Bristol’s Greg Graham was one of several English-speaking Outaouais residents to share their experiences in a new short film titled Regional Realities: Outaouais that was screened on Saturday at Coronation Hall.
The film, one of two episodes in a new series by a Concordia-based research group called QUESCREN (Quebec English-Speaking Communities Research Network), highlights the experiences and challenges of English speakers in the Outaouais.
Director Anita Aloisio, who is a researcher examining issues of immigration, language and politics in Quebec, said she wanted to broaden the conversation around the experiences of English-speaking Quebecers, one that is often limited to just Montreal.
“I did not know, and many Montrealers have no idea that there are pockets of English speakers across the province,” she said, adding that she found common challenges throughout different regions, notably frustrations with recent reforms to Bill 96, a law overhauled in 2022 to require businesses to make French markedly predominant on signage, and smaller business to undergo a “francization” process to ensure French is the predominant language in the workplace.
Alosio said after meeting Graham a year and a half ago and hearing his experiences as an English-speaking Quebecer, she approached him to be a part of the film’s roughly 10-minute segment on the Pontiac.
Graham, who is the executive director of the Western Quebec Literacy Council, a former commissioner for the Western Quebec School Board and a current municipal councillor in Bristol, said access to education is a challenge that is top of mind for him and his family.
“My children want to study [ . . . ] Will they go to CEGEP in Quebec? There are other colleges in Ontario where you can simply study what you want, you’ll be paid more and you’ll be ready to work at a younger age,” he said in the film.
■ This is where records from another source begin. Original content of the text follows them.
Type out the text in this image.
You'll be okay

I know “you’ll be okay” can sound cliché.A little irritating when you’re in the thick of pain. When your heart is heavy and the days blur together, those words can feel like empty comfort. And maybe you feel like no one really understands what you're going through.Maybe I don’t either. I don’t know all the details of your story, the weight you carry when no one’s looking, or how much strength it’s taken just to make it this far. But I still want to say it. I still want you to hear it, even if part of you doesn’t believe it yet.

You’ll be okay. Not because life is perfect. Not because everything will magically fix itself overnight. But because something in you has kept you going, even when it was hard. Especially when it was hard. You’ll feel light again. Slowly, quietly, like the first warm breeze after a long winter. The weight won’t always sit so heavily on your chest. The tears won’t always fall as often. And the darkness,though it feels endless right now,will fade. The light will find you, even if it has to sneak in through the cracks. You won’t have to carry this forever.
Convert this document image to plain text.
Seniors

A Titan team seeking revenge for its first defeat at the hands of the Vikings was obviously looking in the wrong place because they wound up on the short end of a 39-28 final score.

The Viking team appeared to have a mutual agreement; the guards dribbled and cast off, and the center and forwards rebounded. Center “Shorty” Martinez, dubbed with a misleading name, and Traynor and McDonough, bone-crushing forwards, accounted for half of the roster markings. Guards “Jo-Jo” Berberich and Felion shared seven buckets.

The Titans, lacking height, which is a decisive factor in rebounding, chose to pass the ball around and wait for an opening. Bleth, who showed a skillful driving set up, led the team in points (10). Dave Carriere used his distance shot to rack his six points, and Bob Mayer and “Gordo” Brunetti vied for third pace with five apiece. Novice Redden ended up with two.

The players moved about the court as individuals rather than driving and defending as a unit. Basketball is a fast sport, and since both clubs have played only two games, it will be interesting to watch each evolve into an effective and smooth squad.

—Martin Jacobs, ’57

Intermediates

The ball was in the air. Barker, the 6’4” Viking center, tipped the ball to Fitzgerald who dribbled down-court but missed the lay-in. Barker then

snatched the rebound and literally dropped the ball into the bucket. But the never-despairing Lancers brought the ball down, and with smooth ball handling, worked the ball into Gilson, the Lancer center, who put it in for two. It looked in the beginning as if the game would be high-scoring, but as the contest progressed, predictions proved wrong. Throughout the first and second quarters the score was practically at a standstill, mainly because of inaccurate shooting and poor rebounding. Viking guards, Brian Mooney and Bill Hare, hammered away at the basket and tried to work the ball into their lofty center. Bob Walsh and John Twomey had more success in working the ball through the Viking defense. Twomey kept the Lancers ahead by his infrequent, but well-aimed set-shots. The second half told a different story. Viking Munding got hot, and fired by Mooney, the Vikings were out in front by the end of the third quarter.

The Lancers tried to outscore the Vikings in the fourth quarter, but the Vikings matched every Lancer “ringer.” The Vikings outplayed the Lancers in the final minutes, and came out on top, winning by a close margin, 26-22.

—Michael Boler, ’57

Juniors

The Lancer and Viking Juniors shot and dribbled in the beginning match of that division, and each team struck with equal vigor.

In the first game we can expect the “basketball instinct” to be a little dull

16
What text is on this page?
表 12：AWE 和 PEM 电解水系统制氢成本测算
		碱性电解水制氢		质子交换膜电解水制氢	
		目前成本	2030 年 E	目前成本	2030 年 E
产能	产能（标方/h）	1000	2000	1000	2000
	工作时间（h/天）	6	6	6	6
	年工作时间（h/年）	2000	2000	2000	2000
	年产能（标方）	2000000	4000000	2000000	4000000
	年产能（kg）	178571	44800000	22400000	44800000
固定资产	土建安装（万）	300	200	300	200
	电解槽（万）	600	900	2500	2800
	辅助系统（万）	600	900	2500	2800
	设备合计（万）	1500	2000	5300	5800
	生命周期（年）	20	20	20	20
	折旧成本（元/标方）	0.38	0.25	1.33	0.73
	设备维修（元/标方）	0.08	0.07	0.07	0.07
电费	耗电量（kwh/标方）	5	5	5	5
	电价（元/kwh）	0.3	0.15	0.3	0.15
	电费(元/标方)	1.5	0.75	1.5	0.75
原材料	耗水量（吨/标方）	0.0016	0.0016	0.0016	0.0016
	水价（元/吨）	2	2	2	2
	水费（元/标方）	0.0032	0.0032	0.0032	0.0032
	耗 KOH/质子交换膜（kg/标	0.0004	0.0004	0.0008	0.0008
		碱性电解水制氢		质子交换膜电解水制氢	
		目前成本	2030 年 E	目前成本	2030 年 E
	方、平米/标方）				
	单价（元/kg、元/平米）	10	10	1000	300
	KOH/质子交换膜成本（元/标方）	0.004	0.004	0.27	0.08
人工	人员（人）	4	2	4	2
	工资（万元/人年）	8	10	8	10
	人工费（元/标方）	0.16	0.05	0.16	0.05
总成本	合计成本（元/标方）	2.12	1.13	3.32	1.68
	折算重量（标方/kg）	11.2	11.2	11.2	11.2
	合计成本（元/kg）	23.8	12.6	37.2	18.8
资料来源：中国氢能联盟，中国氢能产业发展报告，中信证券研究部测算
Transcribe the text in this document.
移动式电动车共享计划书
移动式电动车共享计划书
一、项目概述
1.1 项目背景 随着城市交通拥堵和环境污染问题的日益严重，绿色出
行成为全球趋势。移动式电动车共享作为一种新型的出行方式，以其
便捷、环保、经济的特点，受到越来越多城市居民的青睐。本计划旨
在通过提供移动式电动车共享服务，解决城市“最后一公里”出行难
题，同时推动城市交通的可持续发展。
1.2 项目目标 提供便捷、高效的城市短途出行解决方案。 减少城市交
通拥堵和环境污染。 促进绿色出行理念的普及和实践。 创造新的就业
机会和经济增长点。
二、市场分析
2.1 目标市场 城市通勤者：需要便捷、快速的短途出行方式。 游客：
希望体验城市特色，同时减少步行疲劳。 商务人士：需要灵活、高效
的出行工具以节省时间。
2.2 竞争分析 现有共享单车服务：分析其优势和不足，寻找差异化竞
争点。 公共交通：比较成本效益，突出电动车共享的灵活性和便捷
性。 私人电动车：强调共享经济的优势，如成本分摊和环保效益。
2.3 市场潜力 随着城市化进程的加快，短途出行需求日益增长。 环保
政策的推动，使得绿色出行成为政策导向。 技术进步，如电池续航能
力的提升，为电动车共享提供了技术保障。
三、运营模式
He said the closure of Heritage College’s satellite campus in Campbell’s Bay was a blow to English education in the region, and all because the government wanted to introduce French classes into the curriculum.
“They couldn’t fold the French into it, they couldn’t make it work,” he said, adding that he is frustrated seeing the government’s French-first focus come at the expense of a region already lacking in educational opportunities.
“If they took just a tenth of the money they used to slap down signs and put it into education, what could we become?” he said in an interview.
Graham also spoke in the film about higher salaries for healthcare workers in Ontario, and asked why the bonuses offered last summer to Outaouais imaging technicians did not initially apply to the Shawville hospital, although the same bonuses were offered eventually.
“Why not us? Is it because we are an English-speaking community?”
He said despite these challenges, he believes the English community in the Pontiac is still strong because it does not see itself as a minority.
“We don’t identify people primarily by what language they speak. How many people do you know who’ve got one French-speaking parent and one English-speaking parent?” he said.
The film also featured perspectives from Wakefield’s Low Down newspaper about how it has covered issues of English rights, as well as the executive director of Connexions Resource Centre on the organization’s approach to offering services for English-speaking residents of the Outaouais.
Aloisio said she believes the film puts a human face on a region that can often get treated as just a number by desk jockeys in the province’s big cities.
“It brings a human perspective to the impacts of the linguistic laws,” she said. “And it really looks at a minority that is federally protected as a minority, [but] is nonetheless suffering and is not accessing what is due to them by law.”
She said while there are common challenges across the regions, she wanted to highlight people in the community trying to overcome those challenges.
“I feel like the film provides not only concerns for the vitality of the English-speaking communities in various areas in the Outaouais, but also affirms their willingness to continue to contribute and to work together and to collaborate, even though it’s difficult.”
She said one thing she found interesting among English speakers she spoke with was a connection with Quebec, despite not seeing their language represented or supported.
“The francophone majority is very attached to Quebec, [but] so are the other founding people that are very attached to the reality of Quebec.”
Graham, a sixth-generation English-speaking Quebecer with roots in Bristol, said his dream for an ideal Quebec is one where the government can keep the French language alive without taking away opportunities for others.
“One of the takes was just my dream of a better Quebec, thinking, ‘Wouldn’t it be nice to open up the newspaper and just read about something that the provincial government did to support and lift up a minority, not treat us like a disease that has to be smacked down?’” he said.
“We can all win, and it feels like the province doesn’t want certain people to win.”
Aloisio said the film will be available on QUESCREN’s website later this year.